A local resident, Hamine Ould Mohamed Aly, told AFP that he had seen two planes fly over near the scene of the fighting at Raz-El-Ma, 235 kilometres west of Timbuktu in northern Mali.

Speaking by satellite telephone, he also said he had seen six burned-out Mauritanian army vehicles beside a well.

Earlier a senior Mauritanian officer said, “Our army has killed 12 armed terrorists and wounded dozens” in the cross-border fighting that began on Friday with militants of Al-Qaeda in the Islamic Maghreb (AQIM).

“We have five dead in our own ranks and nine wounded, most of them lightly,” he added.

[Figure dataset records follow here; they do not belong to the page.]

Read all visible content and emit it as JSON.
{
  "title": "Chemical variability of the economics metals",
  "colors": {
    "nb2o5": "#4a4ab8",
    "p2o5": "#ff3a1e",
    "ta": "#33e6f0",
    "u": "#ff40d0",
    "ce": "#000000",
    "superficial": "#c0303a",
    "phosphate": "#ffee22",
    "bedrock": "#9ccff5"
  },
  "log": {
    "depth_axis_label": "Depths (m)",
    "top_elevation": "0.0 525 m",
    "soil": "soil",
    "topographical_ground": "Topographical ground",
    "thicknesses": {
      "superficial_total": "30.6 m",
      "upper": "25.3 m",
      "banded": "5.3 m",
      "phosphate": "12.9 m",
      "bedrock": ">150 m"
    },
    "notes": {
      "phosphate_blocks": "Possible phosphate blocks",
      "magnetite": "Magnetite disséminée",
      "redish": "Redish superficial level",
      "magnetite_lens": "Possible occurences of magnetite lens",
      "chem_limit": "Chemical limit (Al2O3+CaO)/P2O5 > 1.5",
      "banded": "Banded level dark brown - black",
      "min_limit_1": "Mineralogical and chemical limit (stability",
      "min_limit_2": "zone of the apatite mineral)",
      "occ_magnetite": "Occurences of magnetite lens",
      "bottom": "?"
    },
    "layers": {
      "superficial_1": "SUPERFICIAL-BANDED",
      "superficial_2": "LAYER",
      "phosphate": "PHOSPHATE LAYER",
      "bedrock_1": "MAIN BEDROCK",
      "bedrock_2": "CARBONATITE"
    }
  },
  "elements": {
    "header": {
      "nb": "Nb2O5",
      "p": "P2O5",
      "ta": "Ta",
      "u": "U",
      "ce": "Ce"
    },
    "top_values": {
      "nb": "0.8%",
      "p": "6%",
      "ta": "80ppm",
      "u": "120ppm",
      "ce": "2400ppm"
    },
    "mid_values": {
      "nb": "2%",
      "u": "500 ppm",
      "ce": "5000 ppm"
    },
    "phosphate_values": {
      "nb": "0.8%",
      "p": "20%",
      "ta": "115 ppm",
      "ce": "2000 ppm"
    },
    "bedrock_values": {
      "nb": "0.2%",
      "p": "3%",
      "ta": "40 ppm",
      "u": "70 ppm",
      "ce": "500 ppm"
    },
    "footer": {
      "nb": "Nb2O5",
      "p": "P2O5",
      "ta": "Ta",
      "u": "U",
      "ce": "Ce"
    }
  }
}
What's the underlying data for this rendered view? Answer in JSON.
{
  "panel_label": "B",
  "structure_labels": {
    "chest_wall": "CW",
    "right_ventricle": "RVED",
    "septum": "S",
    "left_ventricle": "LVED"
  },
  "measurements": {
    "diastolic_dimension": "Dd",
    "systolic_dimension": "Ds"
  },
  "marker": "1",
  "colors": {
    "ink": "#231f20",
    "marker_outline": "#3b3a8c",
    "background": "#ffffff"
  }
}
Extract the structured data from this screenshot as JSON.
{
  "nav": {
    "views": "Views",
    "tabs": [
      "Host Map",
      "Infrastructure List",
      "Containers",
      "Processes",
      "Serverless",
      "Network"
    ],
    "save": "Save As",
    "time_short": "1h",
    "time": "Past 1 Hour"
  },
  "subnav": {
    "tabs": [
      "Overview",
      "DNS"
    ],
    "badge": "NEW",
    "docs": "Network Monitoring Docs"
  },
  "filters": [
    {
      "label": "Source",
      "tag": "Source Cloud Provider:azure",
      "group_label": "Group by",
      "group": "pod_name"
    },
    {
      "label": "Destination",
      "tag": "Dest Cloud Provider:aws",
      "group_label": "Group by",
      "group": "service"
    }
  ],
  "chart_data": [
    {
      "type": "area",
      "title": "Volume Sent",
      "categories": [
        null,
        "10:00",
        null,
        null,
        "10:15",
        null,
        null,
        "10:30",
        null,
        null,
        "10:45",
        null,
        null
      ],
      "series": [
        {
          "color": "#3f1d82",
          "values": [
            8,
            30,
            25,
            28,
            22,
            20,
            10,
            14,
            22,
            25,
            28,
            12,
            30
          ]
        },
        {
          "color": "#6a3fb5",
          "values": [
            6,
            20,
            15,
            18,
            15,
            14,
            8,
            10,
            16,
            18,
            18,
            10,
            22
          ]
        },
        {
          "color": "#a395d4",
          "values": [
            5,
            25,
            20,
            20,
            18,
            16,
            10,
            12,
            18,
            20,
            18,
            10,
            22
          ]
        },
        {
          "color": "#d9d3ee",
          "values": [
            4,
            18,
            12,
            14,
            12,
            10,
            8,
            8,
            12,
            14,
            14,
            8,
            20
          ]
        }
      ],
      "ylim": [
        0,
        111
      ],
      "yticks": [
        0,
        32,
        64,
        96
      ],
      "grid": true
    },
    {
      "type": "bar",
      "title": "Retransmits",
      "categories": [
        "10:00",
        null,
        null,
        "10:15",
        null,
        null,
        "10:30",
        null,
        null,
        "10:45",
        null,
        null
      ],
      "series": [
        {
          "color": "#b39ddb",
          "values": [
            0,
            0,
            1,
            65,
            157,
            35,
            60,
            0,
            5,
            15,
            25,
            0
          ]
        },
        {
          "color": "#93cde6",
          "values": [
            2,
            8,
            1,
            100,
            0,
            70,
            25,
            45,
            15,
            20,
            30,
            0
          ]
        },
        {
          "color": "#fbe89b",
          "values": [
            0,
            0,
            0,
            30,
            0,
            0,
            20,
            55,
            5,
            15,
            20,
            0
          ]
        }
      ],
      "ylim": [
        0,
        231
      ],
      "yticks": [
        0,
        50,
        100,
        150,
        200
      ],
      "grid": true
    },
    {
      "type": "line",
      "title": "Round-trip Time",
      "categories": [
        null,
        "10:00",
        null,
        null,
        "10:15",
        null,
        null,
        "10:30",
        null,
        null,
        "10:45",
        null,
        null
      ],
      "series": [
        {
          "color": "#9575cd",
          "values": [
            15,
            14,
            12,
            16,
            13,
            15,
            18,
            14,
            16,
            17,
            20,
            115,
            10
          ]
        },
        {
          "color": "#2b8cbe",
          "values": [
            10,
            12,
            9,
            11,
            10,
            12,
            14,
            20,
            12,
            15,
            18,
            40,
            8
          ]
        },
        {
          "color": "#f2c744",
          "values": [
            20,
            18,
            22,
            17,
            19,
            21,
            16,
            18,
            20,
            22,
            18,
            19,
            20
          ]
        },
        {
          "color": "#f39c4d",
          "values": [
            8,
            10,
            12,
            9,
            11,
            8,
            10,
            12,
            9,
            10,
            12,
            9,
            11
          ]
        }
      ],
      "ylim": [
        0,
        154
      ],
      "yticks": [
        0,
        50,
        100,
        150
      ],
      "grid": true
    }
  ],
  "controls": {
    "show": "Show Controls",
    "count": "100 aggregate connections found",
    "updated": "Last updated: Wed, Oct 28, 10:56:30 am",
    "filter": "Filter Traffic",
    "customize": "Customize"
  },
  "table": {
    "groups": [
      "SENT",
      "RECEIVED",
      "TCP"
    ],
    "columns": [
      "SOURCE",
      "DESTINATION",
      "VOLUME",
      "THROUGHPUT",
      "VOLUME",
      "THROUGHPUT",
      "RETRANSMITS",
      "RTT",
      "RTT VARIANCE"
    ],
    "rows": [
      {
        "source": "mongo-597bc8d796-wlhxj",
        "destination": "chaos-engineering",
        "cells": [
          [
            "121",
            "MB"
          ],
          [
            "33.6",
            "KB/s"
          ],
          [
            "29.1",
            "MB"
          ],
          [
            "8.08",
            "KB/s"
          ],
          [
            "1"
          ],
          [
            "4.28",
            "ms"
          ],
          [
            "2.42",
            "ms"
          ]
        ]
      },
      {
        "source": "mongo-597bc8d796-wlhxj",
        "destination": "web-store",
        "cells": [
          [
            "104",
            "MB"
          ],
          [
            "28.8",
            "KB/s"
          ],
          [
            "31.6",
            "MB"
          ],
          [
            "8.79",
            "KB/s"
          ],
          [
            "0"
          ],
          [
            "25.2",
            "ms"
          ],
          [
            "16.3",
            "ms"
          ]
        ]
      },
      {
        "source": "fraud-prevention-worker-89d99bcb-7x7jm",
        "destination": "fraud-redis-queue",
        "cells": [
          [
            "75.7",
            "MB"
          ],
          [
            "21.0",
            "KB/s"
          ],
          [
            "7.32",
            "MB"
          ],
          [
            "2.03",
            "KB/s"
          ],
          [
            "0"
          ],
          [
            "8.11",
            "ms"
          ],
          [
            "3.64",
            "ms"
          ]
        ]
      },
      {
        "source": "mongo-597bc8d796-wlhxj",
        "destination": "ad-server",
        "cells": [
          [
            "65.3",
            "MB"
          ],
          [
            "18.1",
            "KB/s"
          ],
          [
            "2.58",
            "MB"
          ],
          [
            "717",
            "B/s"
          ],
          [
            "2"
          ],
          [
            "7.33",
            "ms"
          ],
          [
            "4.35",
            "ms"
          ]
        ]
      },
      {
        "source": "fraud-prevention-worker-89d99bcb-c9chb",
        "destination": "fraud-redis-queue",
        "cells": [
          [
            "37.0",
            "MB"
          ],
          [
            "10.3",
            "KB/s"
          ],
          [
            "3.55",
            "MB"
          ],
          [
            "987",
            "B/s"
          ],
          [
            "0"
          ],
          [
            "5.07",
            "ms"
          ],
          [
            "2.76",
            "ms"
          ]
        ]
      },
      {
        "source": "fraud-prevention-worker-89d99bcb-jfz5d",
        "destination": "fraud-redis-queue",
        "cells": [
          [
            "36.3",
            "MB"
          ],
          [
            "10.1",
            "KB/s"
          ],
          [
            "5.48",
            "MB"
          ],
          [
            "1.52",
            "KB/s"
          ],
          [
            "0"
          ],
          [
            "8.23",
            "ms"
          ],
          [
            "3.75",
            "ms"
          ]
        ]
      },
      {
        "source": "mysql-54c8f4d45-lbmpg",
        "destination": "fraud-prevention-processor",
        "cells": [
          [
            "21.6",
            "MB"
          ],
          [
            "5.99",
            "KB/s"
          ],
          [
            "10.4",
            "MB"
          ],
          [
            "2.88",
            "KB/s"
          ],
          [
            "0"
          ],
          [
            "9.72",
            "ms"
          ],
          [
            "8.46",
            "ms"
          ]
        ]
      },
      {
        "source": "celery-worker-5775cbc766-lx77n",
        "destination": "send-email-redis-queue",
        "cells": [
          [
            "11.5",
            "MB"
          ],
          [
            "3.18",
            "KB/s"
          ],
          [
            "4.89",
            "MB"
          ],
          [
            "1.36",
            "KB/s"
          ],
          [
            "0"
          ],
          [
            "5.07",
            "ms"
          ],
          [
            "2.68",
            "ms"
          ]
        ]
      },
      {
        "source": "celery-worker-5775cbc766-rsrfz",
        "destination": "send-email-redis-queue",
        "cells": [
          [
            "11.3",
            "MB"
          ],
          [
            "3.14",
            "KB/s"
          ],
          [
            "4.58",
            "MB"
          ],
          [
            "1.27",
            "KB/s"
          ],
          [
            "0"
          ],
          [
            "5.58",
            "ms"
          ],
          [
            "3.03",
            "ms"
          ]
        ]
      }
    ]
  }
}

An Algerian security official in the region spoke, however, of “very many casualties” on the Mauritanian side, including “at least 15” killed.

“The Islamists lost at least five people and others were wounded,” the Algerian official said, adding they had captured five or more Mauritanian vehicles.

A local representative in northern Mali also told AFP that nomadic tribesmen in the region reported “many” Mauritanian soldiers dead. He speculated that AQIM had drawn Mauritania into a trap. France meanwhile denied the raid was linked to last Thursday’s abductions of seven foreign uranium workers in northern Niger, who were reported later by security sources to have been taken across the border to northern Mali.

“There are no French forces in the field,” a foreign ministry spokesman in Paris said, adding that the fighting was “independent” of the kidnapping.

A joint offensive by French and Mauritanian troops in the region two months ago was aimed at freeing a French hostage seized in Niger.

That raid killed seven AQIM members but failed to free hostage Michel Germaneau, and three days later the militant group said it had executed the 78-year-old in retaliation.

Last Thursday gunmen seized an employee of the French nuclear group Areva and his wife, both French, and five others, including a Togolese and a Madagascan, from Satom, a subsidiary of construction giant Vinci.